Question: What is a -mixed- nerve? How should I report nerve conduction studies for a mixed nerve?
Arkansas Subscriber
Answer: When you see the term -mixed nerve,- you should note that most of the peripheral nerves in your body are mixed nerves in that they contain both motor and sensory nerve fibers. You have few purely sensory or motor nerves.
This may seem to cloud the possibility of tracking down which nerves are -mixed- for the purposes of coding, but with the addition of Appendix J in CPT 2006, making this determination became much easier.
The Electrodiagnostic Medicine Listing of Sensory, Motor, and Mixed Nerves not only spells out which nerves constitute separately identifiable sites for nerve conduction but also divides them into motor or sensory/mixed categories.
For nerves identified as sensory or mixed, the appendix points you to 95904 (Nerve conduction, amplitude and latency/velocity study, each nerve; sensory).

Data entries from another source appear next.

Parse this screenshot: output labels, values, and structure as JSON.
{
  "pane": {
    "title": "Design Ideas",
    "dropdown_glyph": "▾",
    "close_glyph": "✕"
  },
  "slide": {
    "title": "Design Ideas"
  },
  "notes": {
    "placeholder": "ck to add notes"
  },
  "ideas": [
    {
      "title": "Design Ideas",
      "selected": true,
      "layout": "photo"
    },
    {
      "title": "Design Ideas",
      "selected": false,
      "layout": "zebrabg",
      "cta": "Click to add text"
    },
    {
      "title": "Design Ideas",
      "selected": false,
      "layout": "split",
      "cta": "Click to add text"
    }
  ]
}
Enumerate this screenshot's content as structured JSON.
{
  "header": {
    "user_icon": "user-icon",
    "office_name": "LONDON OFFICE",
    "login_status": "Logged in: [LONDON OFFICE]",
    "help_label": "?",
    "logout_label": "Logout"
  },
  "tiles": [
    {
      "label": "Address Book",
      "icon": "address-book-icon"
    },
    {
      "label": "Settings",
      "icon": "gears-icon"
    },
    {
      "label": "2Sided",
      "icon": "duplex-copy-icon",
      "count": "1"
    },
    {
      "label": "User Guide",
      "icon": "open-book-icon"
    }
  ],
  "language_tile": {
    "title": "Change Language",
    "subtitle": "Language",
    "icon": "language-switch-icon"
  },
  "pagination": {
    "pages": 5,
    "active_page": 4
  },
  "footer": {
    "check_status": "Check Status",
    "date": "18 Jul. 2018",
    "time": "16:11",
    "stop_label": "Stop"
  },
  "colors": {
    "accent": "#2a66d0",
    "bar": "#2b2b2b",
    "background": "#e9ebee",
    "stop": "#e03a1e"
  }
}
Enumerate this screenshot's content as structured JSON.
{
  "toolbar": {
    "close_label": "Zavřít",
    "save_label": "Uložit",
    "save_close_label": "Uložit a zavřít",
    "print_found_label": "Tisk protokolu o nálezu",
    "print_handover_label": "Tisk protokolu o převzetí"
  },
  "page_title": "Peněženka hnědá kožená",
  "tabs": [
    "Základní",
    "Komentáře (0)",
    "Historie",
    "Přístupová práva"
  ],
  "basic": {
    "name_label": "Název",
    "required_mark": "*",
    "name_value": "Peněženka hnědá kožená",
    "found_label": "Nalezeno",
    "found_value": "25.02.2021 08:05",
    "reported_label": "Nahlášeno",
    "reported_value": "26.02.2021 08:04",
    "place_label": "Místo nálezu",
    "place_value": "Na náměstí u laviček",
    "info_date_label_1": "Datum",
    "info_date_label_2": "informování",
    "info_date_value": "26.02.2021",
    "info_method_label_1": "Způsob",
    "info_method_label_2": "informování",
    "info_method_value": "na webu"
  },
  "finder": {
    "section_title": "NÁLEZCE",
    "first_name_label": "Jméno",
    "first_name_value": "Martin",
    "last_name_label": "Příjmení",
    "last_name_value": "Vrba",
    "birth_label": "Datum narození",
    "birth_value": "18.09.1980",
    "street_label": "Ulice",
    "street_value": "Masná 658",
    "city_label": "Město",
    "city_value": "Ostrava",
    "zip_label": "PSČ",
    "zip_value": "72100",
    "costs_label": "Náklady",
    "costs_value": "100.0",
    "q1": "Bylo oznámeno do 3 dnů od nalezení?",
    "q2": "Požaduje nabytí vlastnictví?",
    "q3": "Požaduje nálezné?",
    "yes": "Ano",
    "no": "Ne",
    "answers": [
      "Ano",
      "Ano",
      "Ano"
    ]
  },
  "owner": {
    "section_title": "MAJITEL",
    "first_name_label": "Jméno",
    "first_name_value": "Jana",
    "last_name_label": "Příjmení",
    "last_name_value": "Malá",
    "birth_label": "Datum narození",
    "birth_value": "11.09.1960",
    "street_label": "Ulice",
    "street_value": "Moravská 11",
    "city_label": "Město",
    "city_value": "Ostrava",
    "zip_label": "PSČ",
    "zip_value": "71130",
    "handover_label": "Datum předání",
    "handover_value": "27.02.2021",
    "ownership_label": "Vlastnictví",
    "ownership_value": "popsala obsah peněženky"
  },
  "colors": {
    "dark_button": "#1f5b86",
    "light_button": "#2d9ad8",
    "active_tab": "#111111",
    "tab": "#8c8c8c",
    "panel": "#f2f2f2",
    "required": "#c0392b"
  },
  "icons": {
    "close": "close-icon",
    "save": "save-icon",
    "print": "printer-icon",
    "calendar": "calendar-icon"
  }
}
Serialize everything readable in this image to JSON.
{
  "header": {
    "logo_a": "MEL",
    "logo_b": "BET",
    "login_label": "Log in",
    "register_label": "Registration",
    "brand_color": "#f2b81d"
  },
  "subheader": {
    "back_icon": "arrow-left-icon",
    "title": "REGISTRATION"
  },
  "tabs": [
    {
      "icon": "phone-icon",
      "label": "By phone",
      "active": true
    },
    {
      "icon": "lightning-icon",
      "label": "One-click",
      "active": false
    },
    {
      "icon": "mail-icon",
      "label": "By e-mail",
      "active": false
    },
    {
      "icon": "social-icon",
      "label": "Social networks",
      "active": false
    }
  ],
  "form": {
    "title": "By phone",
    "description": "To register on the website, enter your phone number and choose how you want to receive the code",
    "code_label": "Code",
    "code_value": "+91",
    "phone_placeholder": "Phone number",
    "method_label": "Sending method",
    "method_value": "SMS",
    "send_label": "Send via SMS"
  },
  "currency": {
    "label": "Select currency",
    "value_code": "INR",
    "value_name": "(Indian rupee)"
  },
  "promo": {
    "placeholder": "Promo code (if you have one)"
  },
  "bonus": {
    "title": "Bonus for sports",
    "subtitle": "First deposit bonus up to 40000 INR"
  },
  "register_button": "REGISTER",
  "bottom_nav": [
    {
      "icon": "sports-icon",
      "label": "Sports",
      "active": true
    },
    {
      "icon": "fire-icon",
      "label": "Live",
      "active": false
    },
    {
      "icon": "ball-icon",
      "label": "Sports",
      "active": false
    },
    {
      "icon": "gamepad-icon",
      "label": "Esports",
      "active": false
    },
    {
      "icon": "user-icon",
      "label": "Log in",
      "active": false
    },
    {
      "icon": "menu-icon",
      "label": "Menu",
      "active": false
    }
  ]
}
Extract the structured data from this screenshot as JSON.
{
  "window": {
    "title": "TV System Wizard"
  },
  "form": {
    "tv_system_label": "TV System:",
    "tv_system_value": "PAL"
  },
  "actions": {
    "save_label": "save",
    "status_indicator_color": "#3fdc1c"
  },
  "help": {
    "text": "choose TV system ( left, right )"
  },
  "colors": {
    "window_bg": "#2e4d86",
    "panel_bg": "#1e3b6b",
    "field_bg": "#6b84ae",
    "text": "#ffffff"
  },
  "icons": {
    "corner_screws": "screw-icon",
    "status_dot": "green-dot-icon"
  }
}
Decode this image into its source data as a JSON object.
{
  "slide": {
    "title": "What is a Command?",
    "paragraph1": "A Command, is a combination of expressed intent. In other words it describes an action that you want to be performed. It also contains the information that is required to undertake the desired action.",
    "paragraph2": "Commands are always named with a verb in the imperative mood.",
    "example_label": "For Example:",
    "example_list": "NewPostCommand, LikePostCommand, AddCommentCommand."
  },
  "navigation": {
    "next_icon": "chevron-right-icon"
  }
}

Know the difference: For the purposes of coding, 95904 describes both sensory and mixed nerve studies, but that doesn't mean these two studies are the same thing. In both cases, the neurologist stimulates a nerve at one site and records over the same nerve at another site. If both the stimulation and recording sites have sensory and motor fibers, it is a mixed nerve study. If either the stimulation or the recording site have purely sensory fibers, it a sensory NCS.